OBJECTIVES: Ischaemia-reperfusion injury is a necessary part of organ transplantation and a key determinant of both acute and chronic graft failure. We have assessed the contribution of endothelial nitric oxide synthase (eNOS) and eNOS uncoupling to oxidative and nitrosative stress formation during lung ischaemia-reperfusion injury dependent on ischaemia time.
METHODS: Forty eNOS wild-type mice (eNOS(+/+)) and 40 eNOS knock-out mice (eNOS(-/-)) received either a sham thoracotomy or 60 or 90 min of ischaemia, followed by 0, 1 or 24 h of reperfusion. Lung tissue was analysed with electron spin resonance for NO production and reactive oxygen species content. Protein nitrosation, eNOS and eNOS uncoupling were determined using western blotting. In peripheral blood, arterial blood gases were taken and reactive oxygen species content was determined.

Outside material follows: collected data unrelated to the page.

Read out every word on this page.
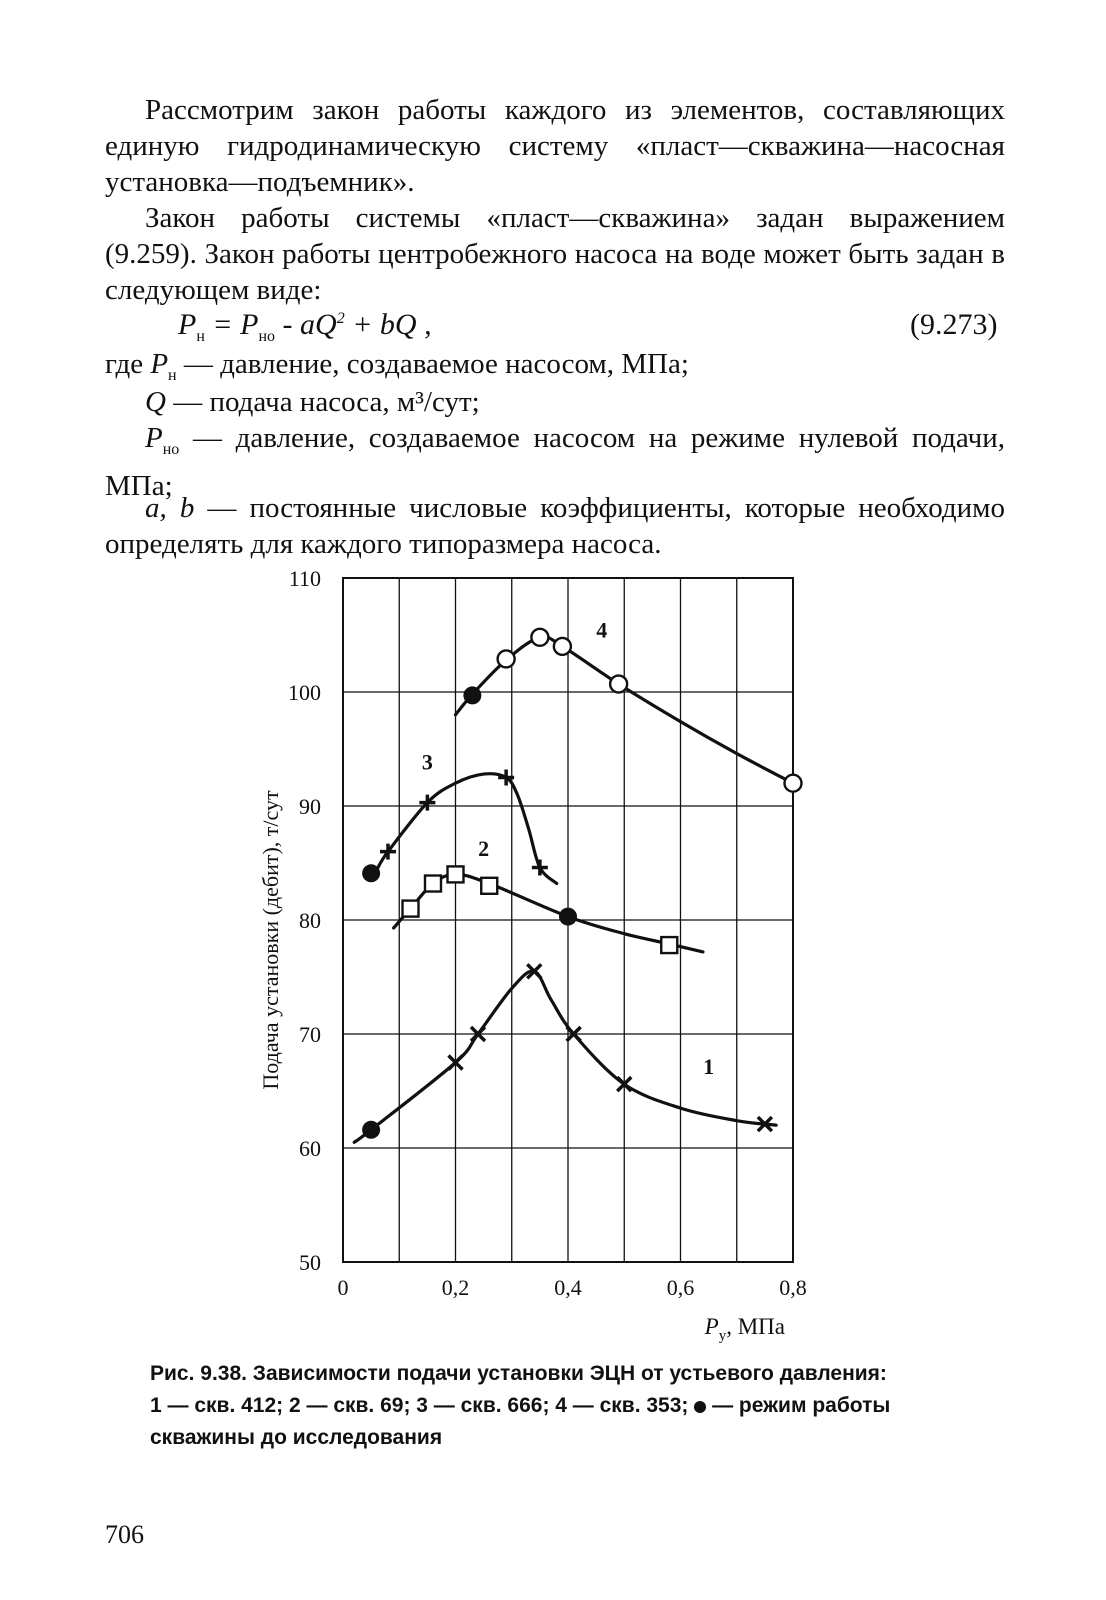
Рассмотрим закон работы каждого из элементов, составляющих единую гидродинамическую систему «пласт—скважина—насосная установка—подъемник».

Закон работы системы «пласт—скважина» задан выражением (9.259). Закон работы центробежного насоса на воде может быть задан в следующем виде:

$P_н = P_{но} - aQ^2$ + bQ ,	(9.273)

где $P_н$ — давление, создаваемое насосом, МПа;

Q — подача насоса, м³/сут;

$P_{но}$ — давление, создаваемое насосом на режиме нулевой подачи, МПа;

a, b — постоянные числовые коэффициенты, которые необходимо определять для каждого типоразмера насоса.

50
60
70
80
90
100
110
0	0,2	0,4	0,6	0,8
Подача установки (дебит), т/сут
$P_у$, МПа
1
2
3
4
Рис. 9.38. Зависимости подачи установки ЭЦН от устьевого давления:
1 — скв. 412; 2 — скв. 69; 3 — скв. 666; 4 — скв. 353;  — режим работы скважины до исследования
706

RESULTS: eNOS(+/+) mice had lower reactive oxygen species production in their peripheral circulation but worse blood gas values after 1 h of reperfusion. Lung tissue of eNOS(-/-) mice showed lower reactive oxygen species and NO production and lower protein nitrosation compared with wild-type mice. Longer ischaemia times result in more elaborate oxidative and nitrosative stress dependent on eNOS genotype. Structural eNOS uncoupling was present after 60 min of ischaemia but diminished after 90 min of ischaemia.
CONCLUSIONS: eNOS uncoupling may contribute to lung ischaemia-reperfusion injury and inflammation. This ultimately leads to worse clinical outcome. Stabilizing eNOS may therefore be a new approach to extend pulmonary graft survival.